In Idaho, per la prima volta, un ‘nero' ha vinto le primarie di uno stato dell'unione. L'evento è davvero di portata storica, a prescindere dal destino della candidatura del ‘nero' in questione, il senatore dell'Illinois Barack Obama. Ma in che senso è Obama un ‘nero'? La domanda non è oziosa, soprattutto se si sospetti che parlare di razza non equivalga a parlare del colore dell'epidermide di una persona. I ‘neri' in Idaho non sono più del 3%.
Dunque Obama non ha potuto contare sull'elettorato afro-americano per battere John Edwards, secondo classificato, e Hillary Clinton, terza classificata. Per ottenere la vittoria, Obama ha dovuto convincere un numero notevole di elettori ‘bianchi.' Questi lo hanno dunque votato a prescindere dal colore della pelle, visto che la proposizione opposta, e cioè che lo abbiano votato perché era ‘nero', è palesemente assurda. Perché avrebbero dovuto farlo? Non c'è motivo. Appare quindi evidente che gli elettori che hanno partecipato ai caucases democratici dell'Idaho hanno votato Obama convinti dalle sue idee, o dal modo di porgersi del candidato. Si è sentito dire da più parti che le posizioni espresse da Obama sono calcolate proprio per far dimenticare agli elettori il colore della sua pelle, ed in parte è vero. Ad una analisi più attenta, però, si scopre dell'altro. Due sono le parole chiave che ricorrono nei suoi discorsi, speranza (hope) e unità (unity)Hope è la parola chiave della sinistra americana, the party of hope. Va da sé che chi spera in un futuro migliore non è un conservatore ma un progressista.

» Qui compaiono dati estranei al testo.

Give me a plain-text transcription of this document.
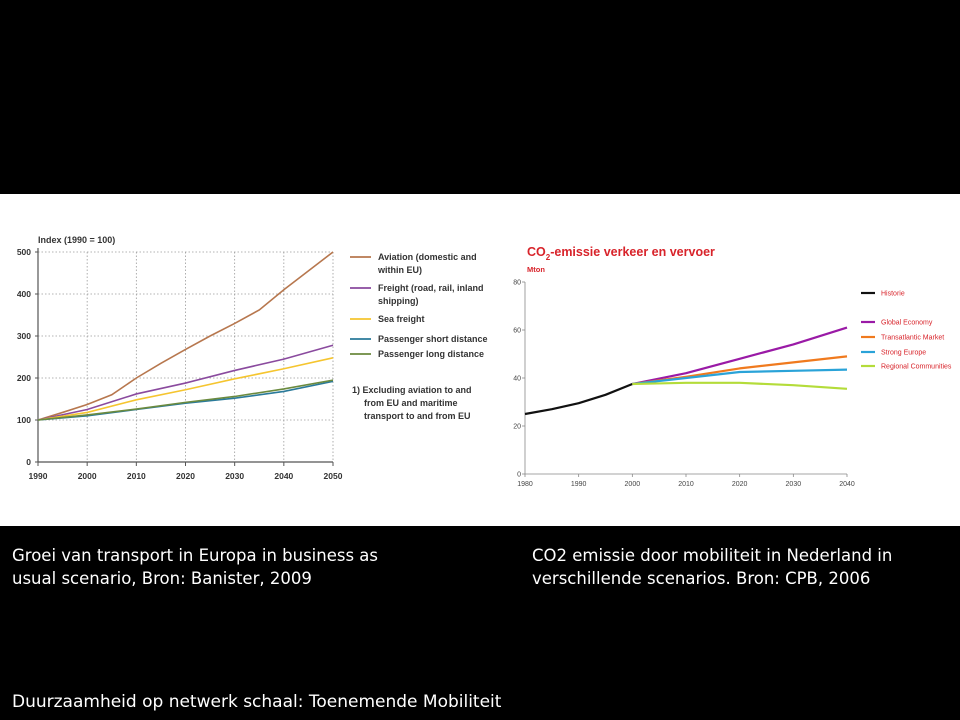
Index (1990 = 100)
0
100
200
300
400
500
1990	2000	2010	2020	2030	2040	2050
Aviation (domestic and
within EU)
Freight (road, rail, inland
shipping)
Sea freight
Passenger short distance
Passenger long distance
1) Excluding aviation to and
from EU and maritime
transport to and from EU
$CO_2$-emissie verkeer en vervoer
Mton
0
20
40
60
80
1980	1990	2000	2010	2020	2030	2040
Historie
Global Economy
Transatlantic Market
Strong Europe
Regional Communities
Groei van transport in Europa in business as
usual scenario, Bron: Banister, 2009
CO2 emissie door mobiliteit in Nederland in
verschillende scenarios. Bron: CPB, 2006
Duurzaamheid op netwerk schaal: Toenemende Mobiliteit
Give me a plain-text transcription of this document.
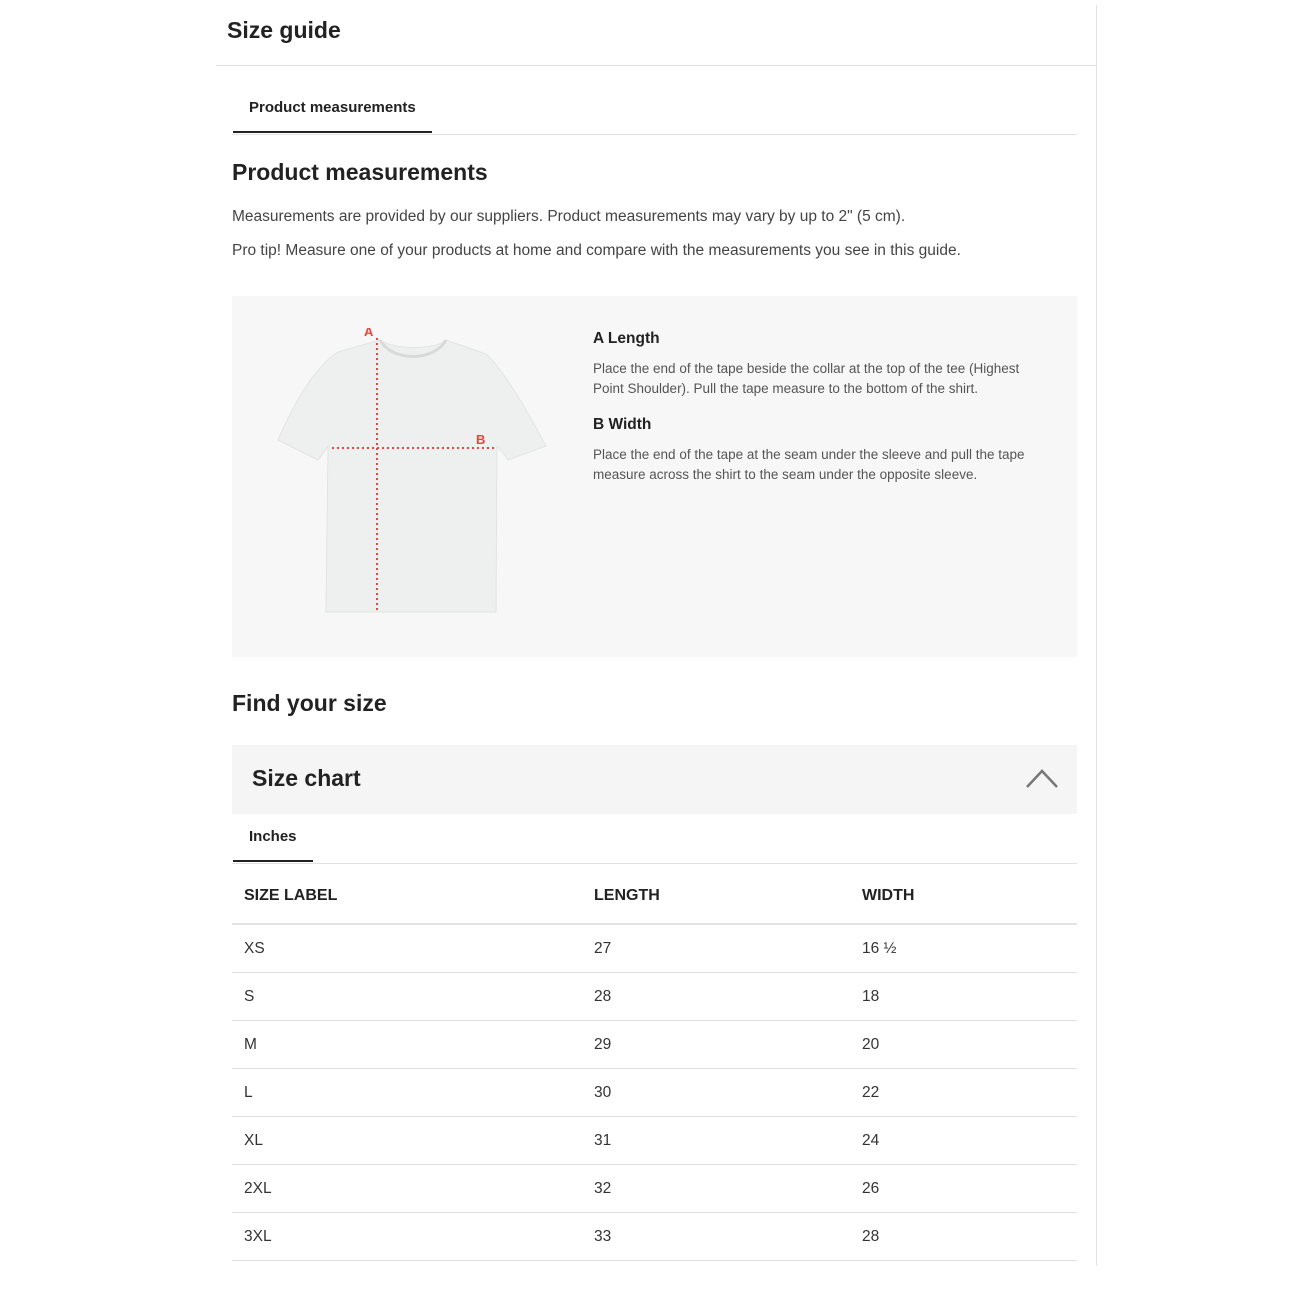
Size guide
Product measurements
Product measurements

Measurements are provided by our suppliers. Product measurements may vary by up to 2" (5 cm).

Pro tip! Measure one of your products at home and compare with the measurements you see in this guide.

A
B
A Length

Place the end of the tape beside the collar at the top of the tee (Highest Point Shoulder). Pull the tape measure to the bottom of the shirt.

B Width

Place the end of the tape at the seam under the sleeve and pull the tape measure across the shirt to the seam under the opposite sleeve.

Find your size
Size chart
Inches
SIZE LABEL	LENGTH	WIDTH
XS	27	16 ½
S	28	18
M	29	20
L	30	22
XL	31	24
2XL	32	26
3XL	33	28
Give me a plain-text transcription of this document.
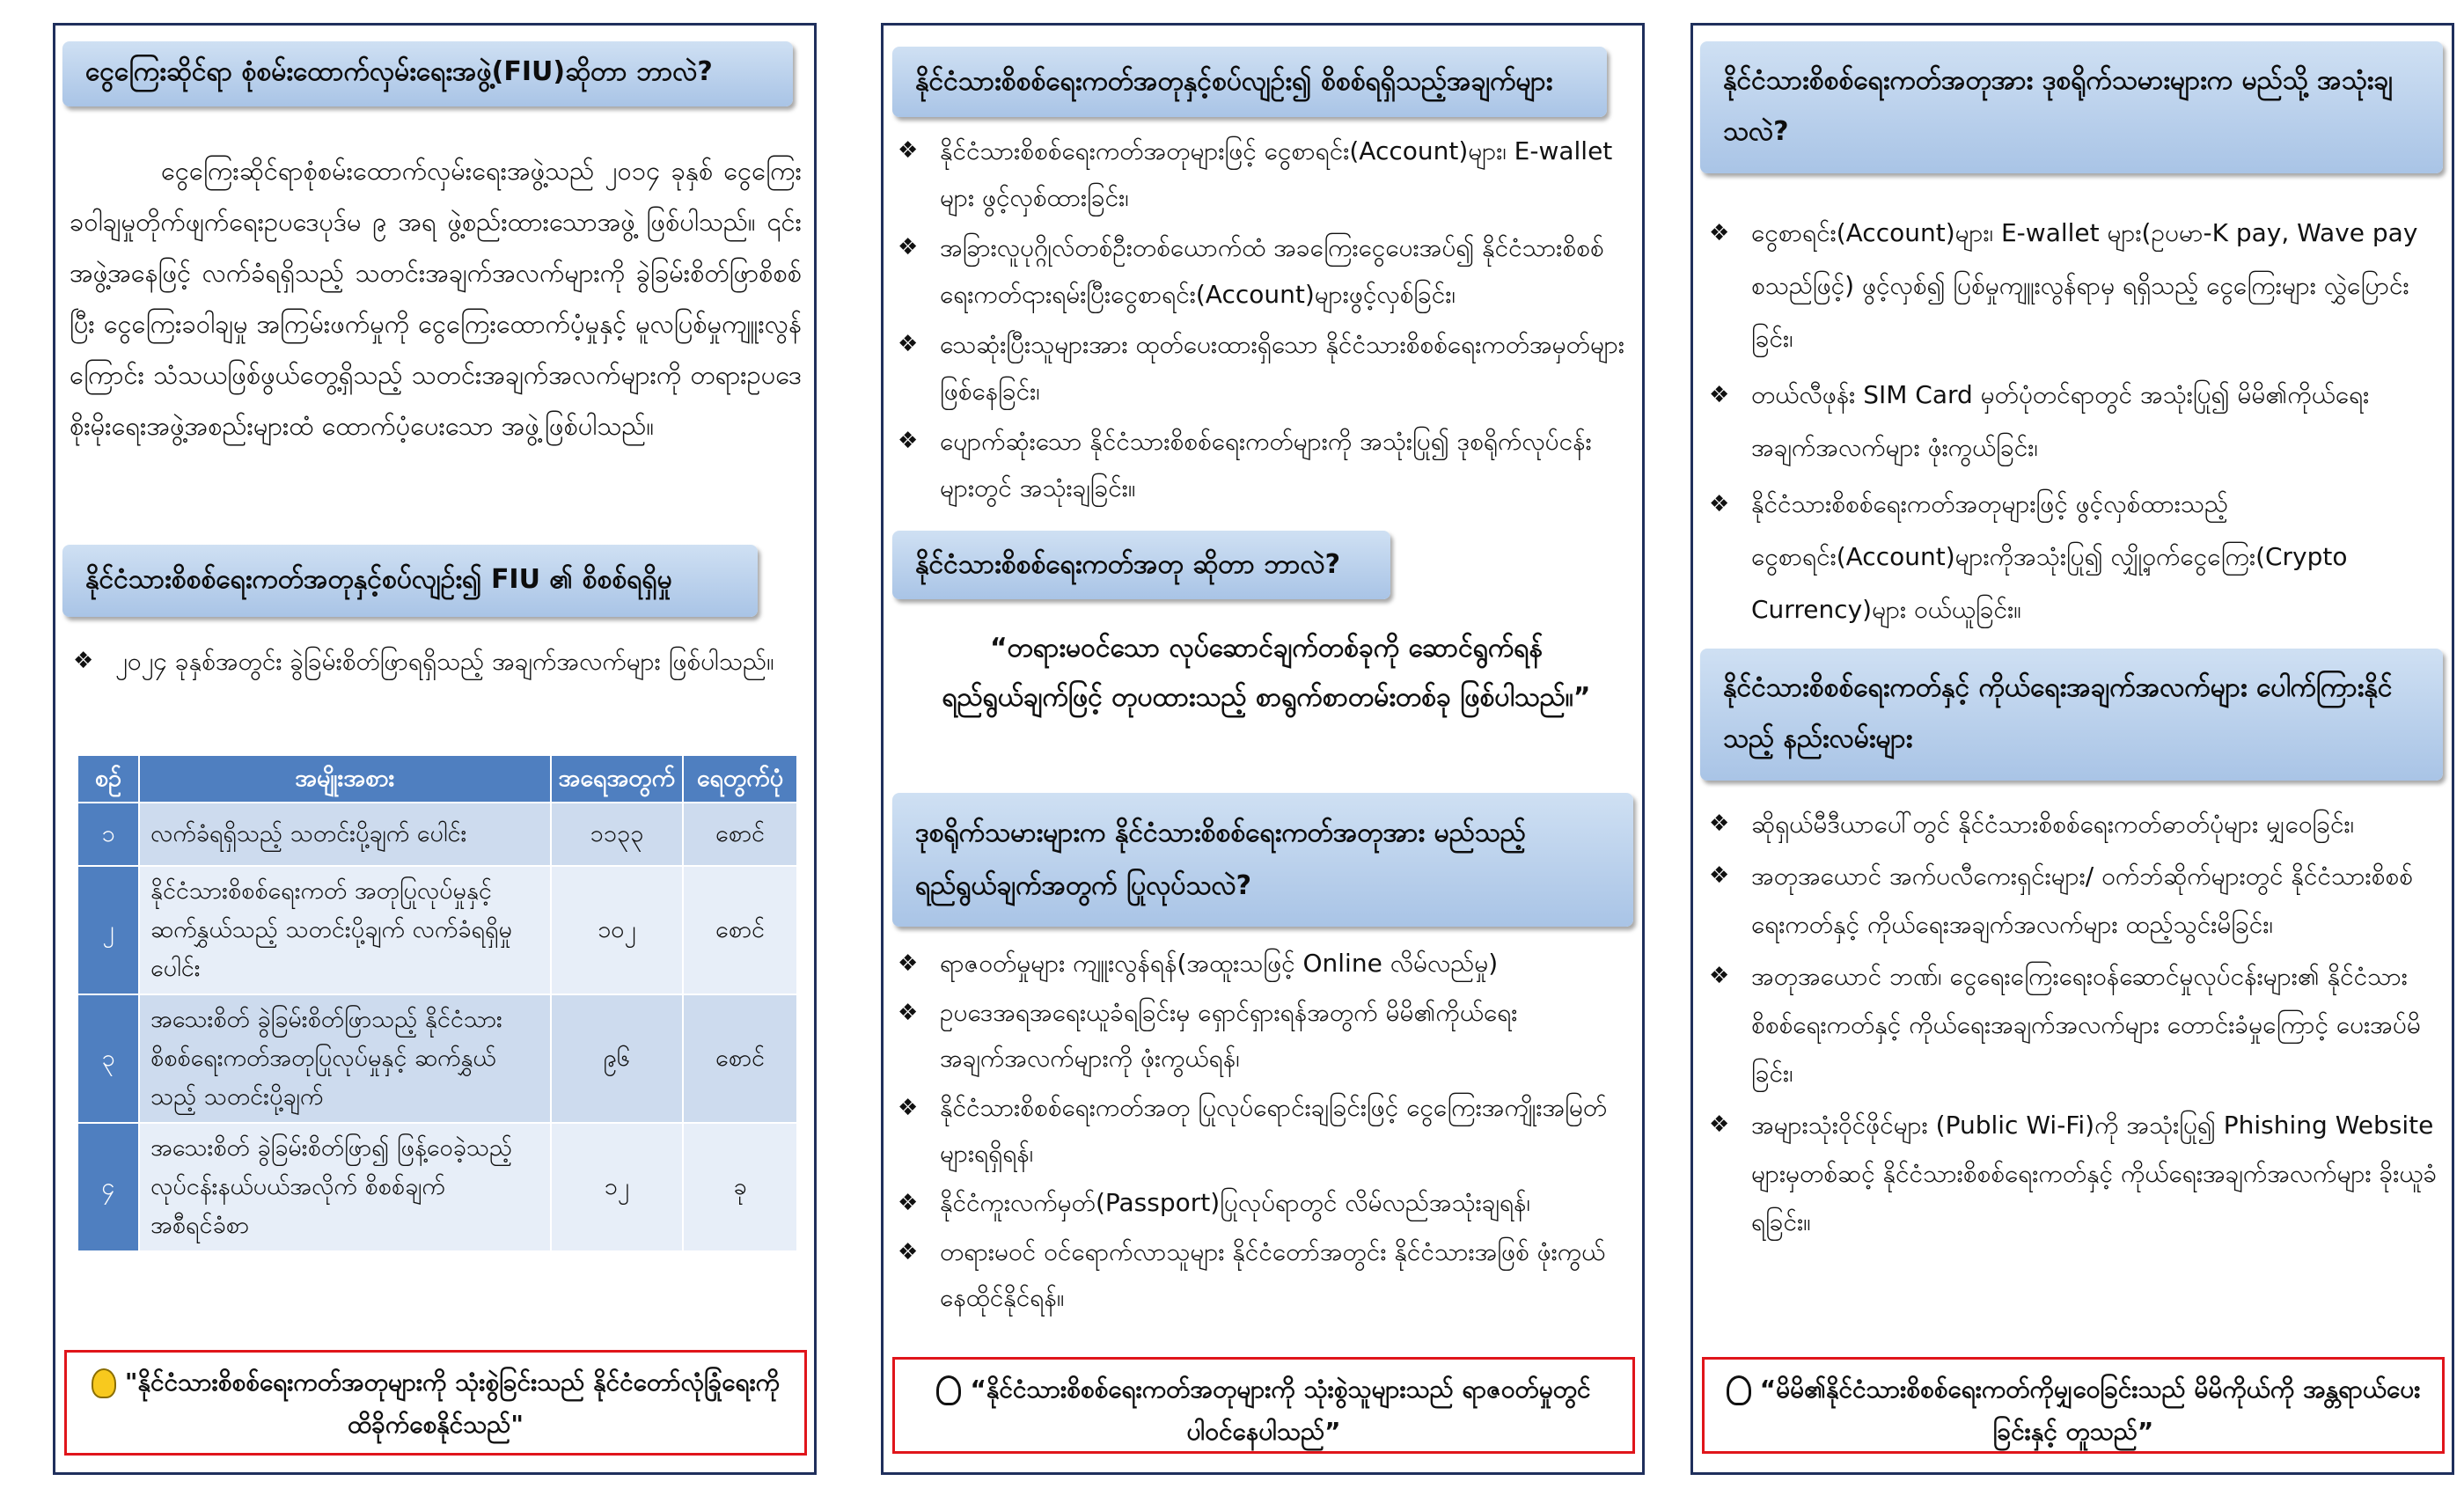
ငွေကြေးဆိုင်ရာ စုံစမ်းထောက်လှမ်းရေးအဖွဲ့(FIU)ဆိုတာ ဘာလဲ?
ငွေကြေးဆိုင်ရာစုံစမ်းထောက်လှမ်းရေးအဖွဲ့သည် ၂၀၁၄ ခုနှစ် ငွေကြေးခဝါချမှုတိုက်ဖျက်ရေးဥပဒေပုဒ်မ ၉ အရ ဖွဲ့စည်းထားသောအဖွဲ့ ဖြစ်ပါသည်။ ၎င်းအဖွဲ့အနေဖြင့် လက်ခံရရှိသည့် သတင်းအချက်အလက်များကို ခွဲခြမ်းစိတ်ဖြာစိစစ်ပြီး ငွေကြေးခဝါချမှု အကြမ်းဖက်မှုကို ငွေကြေးထောက်ပံ့မှုနှင့် မူလပြစ်မှုကျူးလွန်ကြောင်း သံသယဖြစ်ဖွယ်တွေ့ရှိသည့် သတင်းအချက်အလက်များကို တရားဥပဒေစိုးမိုးရေးအဖွဲ့အစည်းများထံ ထောက်ပံ့ပေးသော အဖွဲ့ဖြစ်ပါသည်။
နိုင်ငံသားစိစစ်ရေးကတ်အတုနှင့်စပ်လျဉ်း၍ FIU ၏ စိစစ်ရရှိမှု
❖ ၂၀၂၄ ခုနှစ်အတွင်း ခွဲခြမ်းစိတ်ဖြာရရှိသည့် အချက်အလက်များ ဖြစ်ပါသည်။
စဉ်	အမျိုးအစား	အရေအတွက်	ရေတွက်ပုံ
၁	လက်ခံရရှိသည့် သတင်းပို့ချက် ပေါင်း	၁၁၃၃	စောင်
၂	နိုင်ငံသားစိစစ်ရေးကတ် အတုပြုလုပ်မှုနှင့်ဆက်နွှယ်သည့် သတင်းပို့ချက် လက်ခံရရှိမှုပေါင်း	၁၀၂	စောင်
၃	အသေးစိတ် ခွဲခြမ်းစိတ်ဖြာသည့် နိုင်ငံသားစိစစ်ရေးကတ်အတုပြုလုပ်မှုနှင့် ဆက်နွှယ်သည့် သတင်းပို့ချက်	၉၆	စောင်
၄	အသေးစိတ် ခွဲခြမ်းစိတ်ဖြာ၍ ဖြန့်ဝေခဲ့သည့် လုပ်ငန်းနယ်ပယ်အလိုက် စိစစ်ချက်အစီရင်ခံစာ	၁၂	ခု
"နိုင်ငံသားစိစစ်ရေးကတ်အတုများကို သုံးစွဲခြင်းသည် နိုင်ငံတော်လုံခြုံရေးကို ထိခိုက်စေနိုင်သည်"
နိုင်ငံသားစိစစ်ရေးကတ်အတုနှင့်စပ်လျဉ်း၍ စိစစ်ရရှိသည့်အချက်များ
❖ နိုင်ငံသားစိစစ်ရေးကတ်အတုများဖြင့် ငွေစာရင်း(Account)များ၊ E-wallet များ ဖွင့်လှစ်ထားခြင်း၊
❖ အခြားလူပုဂ္ဂိုလ်တစ်ဦးတစ်ယောက်ထံ အခကြေးငွေပေးအပ်၍ နိုင်ငံသားစိစစ်ရေးကတ်၎ားရမ်းပြီးငွေစာရင်း(Account)များဖွင့်လှစ်ခြင်း၊
❖ သေဆုံးပြီးသူများအား ထုတ်ပေးထားရှိသော နိုင်ငံသားစိစစ်ရေးကတ်အမှတ်များဖြစ်နေခြင်း၊
❖ ပျောက်ဆုံးသော နိုင်ငံသားစိစစ်ရေးကတ်များကို အသုံးပြု၍ ဒုစရိုက်လုပ်ငန်းများတွင် အသုံးချခြင်း။
နိုင်ငံသားစိစစ်ရေးကတ်အတု ဆိုတာ ဘာလဲ?
“တရားမဝင်သော လုပ်ဆောင်ချက်တစ်ခုကို ဆောင်ရွက်ရန် ရည်ရွယ်ချက်ဖြင့် တုပထားသည့် စာရွက်စာတမ်းတစ်ခု ဖြစ်ပါသည်။”
ဒုစရိုက်သမားများက နိုင်ငံသားစိစစ်ရေးကတ်အတုအား မည်သည့်ရည်ရွယ်ချက်အတွက် ပြုလုပ်သလဲ?
❖ ရာဇဝတ်မှုများ ကျူးလွန်ရန်(အထူးသဖြင့် Online လိမ်လည်မှု)
❖ ဥပဒေအရအရေးယူခံရခြင်းမှ ရှောင်ရှားရန်အတွက် မိမိ၏ကိုယ်ရေးအချက်အလက်များကို ဖုံးကွယ်ရန်၊
❖ နိုင်ငံသားစိစစ်ရေးကတ်အတု ပြုလုပ်ရောင်းချခြင်းဖြင့် ငွေကြေးအကျိုးအမြတ်များရရှိရန်၊
❖ နိုင်ငံကူးလက်မှတ်(Passport)ပြုလုပ်ရာတွင် လိမ်လည်အသုံးချရန်၊
❖ တရားမဝင် ဝင်ရောက်လာသူများ နိုင်ငံတော်အတွင်း နိုင်ငံသားအဖြစ် ဖုံးကွယ်နေထိုင်နိုင်ရန်။
“နိုင်ငံသားစိစစ်ရေးကတ်အတုများကို သုံးစွဲသူများသည် ရာဇဝတ်မှုတွင် ပါဝင်နေပါသည်”
နိုင်ငံသားစိစစ်ရေးကတ်အတုအား ဒုစရိုက်သမားများက မည်သို့ အသုံးချသလဲ?
❖ ငွေစာရင်း(Account)များ၊ E-wallet များ(ဥပမာ-K pay, Wave pay စသည်ဖြင့်) ဖွင့်လှစ်၍ ပြစ်မှုကျူးလွန်ရာမှ ရရှိသည့် ငွေကြေးများ လွှဲပြောင်းခြင်း၊
❖ တယ်လီဖုန်း SIM Card မှတ်ပုံတင်ရာတွင် အသုံးပြု၍ မိမိ၏ကိုယ်ရေးအချက်အလက်များ ဖုံးကွယ်ခြင်း၊
❖ နိုင်ငံသားစိစစ်ရေးကတ်အတုများဖြင့် ဖွင့်လှစ်ထားသည့် ငွေစာရင်း(Account)များကိုအသုံးပြု၍ လျှို့ဝှက်ငွေကြေး(Crypto Currency)များ ဝယ်ယူခြင်း။
နိုင်ငံသားစိစစ်ရေးကတ်နှင့် ကိုယ်ရေးအချက်အလက်များ ပေါက်ကြားနိုင်သည့် နည်းလမ်းများ
❖ ဆိုရှယ်မီဒီယာပေါ်တွင် နိုင်ငံသားစိစစ်ရေးကတ်ဓာတ်ပုံများ မျှဝေခြင်း၊
❖ အတုအယောင် အက်ပလီကေးရှင်းများ/ ဝက်ဘ်ဆိုက်များတွင် နိုင်ငံသားစိစစ်ရေးကတ်နှင့် ကိုယ်ရေးအချက်အလက်များ ထည့်သွင်းမိခြင်း၊
❖ အတုအယောင် ဘဏ်၊ ငွေရေးကြေးရေးဝန်ဆောင်မှုလုပ်ငန်းများ၏ နိုင်ငံသားစိစစ်ရေးကတ်နှင့် ကိုယ်ရေးအချက်အလက်များ တောင်းခံမှုကြောင့် ပေးအပ်မိခြင်း၊
❖ အများသုံးဝိုင်ဖိုင်များ (Public Wi-Fi)ကို အသုံးပြု၍ Phishing Website များမှတစ်ဆင့် နိုင်ငံသားစိစစ်ရေးကတ်နှင့် ကိုယ်ရေးအချက်အလက်များ ခိုးယူခံရခြင်း။
“မိမိ၏နိုင်ငံသားစိစစ်ရေးကတ်ကိုမျှဝေခြင်းသည် မိမိကိုယ်ကို အန္တရာယ်ပေးခြင်းနှင့် တူသည်”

L'appello all'unità - we are one people - ha invece risvolti conservatori, soprattutto fra i ‘bianchi.' Per tutti gli anni novanta, infatti, la sinistra americana ha fatto un feticcio della parola diversity, diversità. ‘Celebrate diversity' recitavano gli enfatici adesivi con l'arcobaleno che propagandavano il multiculturalismo in molti campus americani. Parlare di unità del paese è per un ‘nero' una sorta di abiura, almeno secondo la logica dell'adesivo multiculturale. Ha dunque Obama tradito la sua razza? È diventato egli unhonorary white, un ‘bianco' onorario? No. Così sarebbe stato se poi non avesse vinto anche nella Carolina del Sud, dove la popolazione ‘nera' si avvicina a sfiorare il 50%. È possibile che anche qui gli elettori ‘neri' lo abbiano votato per le sue idee, e non per il colore della pelle. Ma se avessero percepito un suo ‘tradimento' dell'identità afro-americana gli si sarebbero di certo rivoltati contro, votando in massa per la moglie dell'ex presidente Bill Clinton, il primo presidente ‘nero' d'America secondo una famosa definizione. In realtà, nell'arsenale di teorie prodotte per dare un senso alle recenti dinamiche razziali che animano la vita pubblica americana c'è un termine che pare calzare a pennello a Barack Obama. Si tratta del termine postethnic, post-etnico. Obama in questo senso potrebbe essere il primo candidato di una America in cui il dato razziale e le origini geografiche dei propri progenitori contino sempre meno nel governo di quella rete di affiliazioni volontarie e involontarie che costituiscono l'identità di una persona. Il fatto che Obama sia poi letteralmente un afro-americano - con un padre Keniota e una madre ‘bianca' del Kansas - aiuta i ‘bianchi' a non percepirlo come ‘nero', e i ‘neri' a continuare comunque ad identificarsi con lui come un fratello.